Professeur de musicologie et directeur du département de musique de l’UQAM, Danick Trottier voit dans cet album posthume deux « moments » : les dix premières chansons sont à ses yeux une synthèse du style musical des Cowboys Fringants, tandis que les trois dernières (Les cheveux blancs, Merci ben ! et Les bonnes continuations) sont l’expression du deuil, de la mémoire.

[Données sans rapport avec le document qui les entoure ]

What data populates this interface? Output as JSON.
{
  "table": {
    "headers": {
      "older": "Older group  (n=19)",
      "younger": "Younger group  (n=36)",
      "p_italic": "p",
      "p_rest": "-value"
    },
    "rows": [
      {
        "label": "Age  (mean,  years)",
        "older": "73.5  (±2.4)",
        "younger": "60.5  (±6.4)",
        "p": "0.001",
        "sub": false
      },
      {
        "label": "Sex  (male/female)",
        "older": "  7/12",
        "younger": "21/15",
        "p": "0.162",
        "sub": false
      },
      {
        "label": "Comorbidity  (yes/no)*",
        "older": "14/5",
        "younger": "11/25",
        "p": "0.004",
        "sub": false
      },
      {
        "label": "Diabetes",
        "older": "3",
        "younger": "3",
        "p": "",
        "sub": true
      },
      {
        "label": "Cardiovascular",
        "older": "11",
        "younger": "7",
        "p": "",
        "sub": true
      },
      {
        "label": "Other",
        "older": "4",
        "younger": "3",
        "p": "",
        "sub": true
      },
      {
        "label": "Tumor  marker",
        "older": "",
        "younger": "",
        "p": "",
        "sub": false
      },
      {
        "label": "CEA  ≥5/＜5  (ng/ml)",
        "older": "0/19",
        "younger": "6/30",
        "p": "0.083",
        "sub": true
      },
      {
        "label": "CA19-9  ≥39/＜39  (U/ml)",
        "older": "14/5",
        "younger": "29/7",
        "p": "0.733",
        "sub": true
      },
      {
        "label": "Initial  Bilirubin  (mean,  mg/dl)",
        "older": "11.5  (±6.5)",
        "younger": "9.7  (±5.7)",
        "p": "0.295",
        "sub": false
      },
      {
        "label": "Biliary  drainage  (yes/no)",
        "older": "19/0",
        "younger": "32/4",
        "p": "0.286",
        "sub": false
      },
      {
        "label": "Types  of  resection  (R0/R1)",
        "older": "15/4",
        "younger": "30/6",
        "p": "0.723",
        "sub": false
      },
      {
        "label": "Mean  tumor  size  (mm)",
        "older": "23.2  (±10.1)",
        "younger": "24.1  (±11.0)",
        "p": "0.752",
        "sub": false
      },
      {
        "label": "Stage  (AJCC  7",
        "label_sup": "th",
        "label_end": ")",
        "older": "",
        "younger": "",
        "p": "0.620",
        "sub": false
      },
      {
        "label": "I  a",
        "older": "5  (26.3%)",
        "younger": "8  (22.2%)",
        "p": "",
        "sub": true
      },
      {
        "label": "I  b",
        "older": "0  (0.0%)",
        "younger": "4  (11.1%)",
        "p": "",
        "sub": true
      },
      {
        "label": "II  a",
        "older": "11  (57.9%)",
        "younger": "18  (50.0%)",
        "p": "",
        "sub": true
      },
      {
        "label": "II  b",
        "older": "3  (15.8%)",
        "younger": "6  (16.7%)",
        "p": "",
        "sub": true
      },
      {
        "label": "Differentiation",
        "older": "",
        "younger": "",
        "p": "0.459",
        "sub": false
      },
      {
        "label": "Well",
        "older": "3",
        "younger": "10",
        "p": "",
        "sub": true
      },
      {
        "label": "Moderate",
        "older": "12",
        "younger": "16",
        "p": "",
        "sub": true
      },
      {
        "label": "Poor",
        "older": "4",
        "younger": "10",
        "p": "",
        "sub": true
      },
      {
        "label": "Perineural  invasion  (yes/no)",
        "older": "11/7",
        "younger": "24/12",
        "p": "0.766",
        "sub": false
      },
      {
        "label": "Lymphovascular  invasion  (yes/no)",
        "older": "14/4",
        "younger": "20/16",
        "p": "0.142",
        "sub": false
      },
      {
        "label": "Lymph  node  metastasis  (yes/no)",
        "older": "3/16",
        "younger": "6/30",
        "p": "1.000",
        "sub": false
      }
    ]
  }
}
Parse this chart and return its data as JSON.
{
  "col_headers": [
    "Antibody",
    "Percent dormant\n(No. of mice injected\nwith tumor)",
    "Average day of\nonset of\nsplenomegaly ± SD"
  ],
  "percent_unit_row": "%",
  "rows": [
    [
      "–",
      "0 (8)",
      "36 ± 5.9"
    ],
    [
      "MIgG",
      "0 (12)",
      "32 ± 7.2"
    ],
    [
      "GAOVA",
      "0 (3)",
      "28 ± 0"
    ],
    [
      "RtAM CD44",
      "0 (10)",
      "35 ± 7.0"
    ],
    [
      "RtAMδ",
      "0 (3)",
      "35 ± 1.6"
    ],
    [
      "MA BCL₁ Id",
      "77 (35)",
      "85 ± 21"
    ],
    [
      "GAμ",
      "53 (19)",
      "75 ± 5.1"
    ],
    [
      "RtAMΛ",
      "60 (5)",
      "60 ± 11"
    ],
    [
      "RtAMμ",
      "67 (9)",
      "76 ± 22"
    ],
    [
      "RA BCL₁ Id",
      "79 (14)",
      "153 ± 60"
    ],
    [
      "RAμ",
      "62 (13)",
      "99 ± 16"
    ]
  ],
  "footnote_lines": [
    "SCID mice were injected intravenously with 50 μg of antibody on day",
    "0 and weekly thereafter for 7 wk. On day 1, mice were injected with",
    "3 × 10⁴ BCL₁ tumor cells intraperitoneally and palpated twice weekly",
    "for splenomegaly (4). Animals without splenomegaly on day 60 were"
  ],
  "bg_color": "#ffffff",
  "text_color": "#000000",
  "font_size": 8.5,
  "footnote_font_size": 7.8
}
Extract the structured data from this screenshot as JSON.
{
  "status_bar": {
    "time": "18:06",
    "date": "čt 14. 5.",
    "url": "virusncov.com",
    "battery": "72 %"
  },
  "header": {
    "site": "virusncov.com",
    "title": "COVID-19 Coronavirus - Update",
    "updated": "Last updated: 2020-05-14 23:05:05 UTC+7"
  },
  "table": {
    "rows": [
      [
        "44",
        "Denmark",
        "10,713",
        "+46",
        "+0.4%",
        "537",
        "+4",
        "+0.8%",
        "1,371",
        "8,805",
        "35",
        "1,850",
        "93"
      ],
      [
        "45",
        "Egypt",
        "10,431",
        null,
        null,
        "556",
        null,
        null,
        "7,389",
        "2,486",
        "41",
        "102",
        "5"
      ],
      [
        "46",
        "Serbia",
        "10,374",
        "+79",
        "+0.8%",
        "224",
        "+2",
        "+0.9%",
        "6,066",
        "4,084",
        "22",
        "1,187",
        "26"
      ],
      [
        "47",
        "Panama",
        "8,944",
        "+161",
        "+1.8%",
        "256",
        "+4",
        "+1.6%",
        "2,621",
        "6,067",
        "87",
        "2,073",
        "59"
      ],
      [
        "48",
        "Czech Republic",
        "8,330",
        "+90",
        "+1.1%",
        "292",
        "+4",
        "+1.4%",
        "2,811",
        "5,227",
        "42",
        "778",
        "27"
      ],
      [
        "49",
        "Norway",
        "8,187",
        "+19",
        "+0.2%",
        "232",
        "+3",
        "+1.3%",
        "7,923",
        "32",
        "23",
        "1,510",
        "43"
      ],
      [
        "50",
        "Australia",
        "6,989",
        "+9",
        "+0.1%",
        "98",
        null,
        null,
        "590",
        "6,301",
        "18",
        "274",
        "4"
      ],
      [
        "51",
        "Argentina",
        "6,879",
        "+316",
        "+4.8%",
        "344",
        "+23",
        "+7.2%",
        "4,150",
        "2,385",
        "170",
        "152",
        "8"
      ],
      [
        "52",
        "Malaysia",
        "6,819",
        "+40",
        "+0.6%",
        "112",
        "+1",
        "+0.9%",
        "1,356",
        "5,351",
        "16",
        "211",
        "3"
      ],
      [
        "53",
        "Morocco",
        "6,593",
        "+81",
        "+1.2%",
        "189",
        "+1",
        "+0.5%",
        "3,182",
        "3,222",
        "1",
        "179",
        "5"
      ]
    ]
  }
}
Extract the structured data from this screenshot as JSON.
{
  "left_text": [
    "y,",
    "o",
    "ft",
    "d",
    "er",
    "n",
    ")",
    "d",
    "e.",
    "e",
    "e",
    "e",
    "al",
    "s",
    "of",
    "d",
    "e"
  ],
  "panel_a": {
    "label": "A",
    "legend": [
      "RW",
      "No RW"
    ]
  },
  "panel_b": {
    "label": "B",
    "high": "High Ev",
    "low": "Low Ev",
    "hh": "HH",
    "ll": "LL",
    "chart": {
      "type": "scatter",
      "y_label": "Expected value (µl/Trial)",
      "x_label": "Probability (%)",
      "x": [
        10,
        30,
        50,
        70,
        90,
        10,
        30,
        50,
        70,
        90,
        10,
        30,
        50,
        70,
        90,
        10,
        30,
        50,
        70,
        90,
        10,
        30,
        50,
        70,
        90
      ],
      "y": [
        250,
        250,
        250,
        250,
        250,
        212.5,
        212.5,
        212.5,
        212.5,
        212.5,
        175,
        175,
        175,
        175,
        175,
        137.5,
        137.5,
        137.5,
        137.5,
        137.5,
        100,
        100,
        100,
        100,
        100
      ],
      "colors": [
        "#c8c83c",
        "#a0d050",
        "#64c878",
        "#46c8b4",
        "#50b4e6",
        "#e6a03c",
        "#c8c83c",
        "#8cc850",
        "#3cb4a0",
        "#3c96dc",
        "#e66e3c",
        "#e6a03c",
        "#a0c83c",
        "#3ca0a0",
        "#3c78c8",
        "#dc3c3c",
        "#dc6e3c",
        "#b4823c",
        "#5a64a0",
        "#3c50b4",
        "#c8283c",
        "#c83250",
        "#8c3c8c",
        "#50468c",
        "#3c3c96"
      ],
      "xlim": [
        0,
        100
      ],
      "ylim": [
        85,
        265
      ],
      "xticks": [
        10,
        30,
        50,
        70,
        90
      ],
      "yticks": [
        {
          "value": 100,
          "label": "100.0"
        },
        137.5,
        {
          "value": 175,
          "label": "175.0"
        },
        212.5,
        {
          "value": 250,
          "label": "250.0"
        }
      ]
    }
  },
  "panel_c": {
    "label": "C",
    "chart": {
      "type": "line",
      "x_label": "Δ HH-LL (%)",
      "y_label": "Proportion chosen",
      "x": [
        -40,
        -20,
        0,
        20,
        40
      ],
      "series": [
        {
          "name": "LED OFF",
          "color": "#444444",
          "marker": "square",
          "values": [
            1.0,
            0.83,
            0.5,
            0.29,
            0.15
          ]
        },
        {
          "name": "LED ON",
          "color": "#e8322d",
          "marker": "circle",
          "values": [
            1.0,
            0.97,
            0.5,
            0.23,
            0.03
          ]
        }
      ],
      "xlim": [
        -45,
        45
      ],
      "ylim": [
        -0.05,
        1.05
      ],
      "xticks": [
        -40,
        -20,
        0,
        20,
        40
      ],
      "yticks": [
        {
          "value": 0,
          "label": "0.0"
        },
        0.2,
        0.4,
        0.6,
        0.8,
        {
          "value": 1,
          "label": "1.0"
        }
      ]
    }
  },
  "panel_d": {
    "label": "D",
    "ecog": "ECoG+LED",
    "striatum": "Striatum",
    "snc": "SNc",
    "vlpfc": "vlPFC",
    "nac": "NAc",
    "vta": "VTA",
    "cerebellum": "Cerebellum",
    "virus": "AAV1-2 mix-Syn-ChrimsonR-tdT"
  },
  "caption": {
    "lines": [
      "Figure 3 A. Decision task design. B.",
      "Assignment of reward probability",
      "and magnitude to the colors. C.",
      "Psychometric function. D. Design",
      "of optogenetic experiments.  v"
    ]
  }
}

PHOTO MARCO CAMPANOZZI, LA PRESSE

Danick Trottier, professeur de musicologie à l’UQAM

Danick Trottier a particulièrement été ému par Les bonnes continuations, une pièce instrumentale écrite par Jean-François Pauzé. « C’est une valse mélancolique, sous forme d’adieu, que j’ai trouvée très belle », dit le professeur, qui souligne que, dans la musique occidentale, la valse est souvent associée au départ.

Il y a quelque chose, aussi, dans le grain de voix de Karl Tremblay, une émotion, observe le professeur. Le chanteur savait que ce serait son dernier enregistrement – et les membres du groupe aussi. « Dans l’album, il y a un sens de la clôture, un sens de la fermeture au terme d’une longue trajectoire, résume Danick Trottier. Je ne veux pas mettre le clou dans le cercueil du groupe, mais c’est certain que, sans la voix de Karl Tremblay, si ça se poursuit, ça va être une autre aventure. »

À l’image de Freddie et de Gerry

PHOTO ARMAND TROTTIER, ARCHIVES LA PRESSE

Gerry Boulet, du groupe Offenbach, en 1989

Les albums posthumes ne sont pas nécessairement testamentaires, souligne Danick Trottier : Jimi Hendrix, Kurt Cobain et Ian Curtis ont laissé des chansons à leur mort, mais sans nécessairement les avoir écrites en se sachant condamnés. En musique classique, de nombreux compositeurs ont écrit sous l’impulsion de la vie qui s’achève, ajoute le professeur de musicologie, qui cite Mozart, Schubert et Gustav Mahler. Les œuvres testamentaires ne sont pas nécessairement posthumes non plus. « En musique populaire, le grand modèle, pour moi, c’est Freddie Mercury », dit-il. The Show Must Go On, enregistrée par Queen en 1990, a pris une signification puissante à la mort du chanteur, l’année suivante. « C’est un peu ce qu’on retrouve avec Les bonnes continuations et Merci ben ! : la vie continue, et la musique reste », dit M. Trottier. Au Québec, on peut penser à l’album Rendez-vous doux, dont Gerry Boulet a interprété les chansons alors qu’il se savait atteint d’un cancer.

Une illustration qui évoque la mort

IMAGE FOURNIE PAR LA MAISON DE DISQUES

Pochette de Pub Royal

La pochette du disque Pub Royal – signée par l’illustrateur Pat Hamou – a aussi marqué le professeur Danick Trottier. Il y voit plusieurs éléments évoquant la mort : le corbeau, d’abord, qui symbolise la mort dans la culture occidentale, mais aussi le voyage de l’esprit vers l’au-delà. L’illustration montre aussi l’hiver, le crépuscule, l’opposition entre l’ombre et la lumière… Selon Danick Trottier, les arbres et la ligne d’horizon rappellent même la forme d’une croix. Les amateurs se sont aussi amusés à analyser l’illustration, dont Max Valois, de La Prairie. « L’homme qui avance vers la lumière, c’est Karl, qui avance vers la mort », dit-il.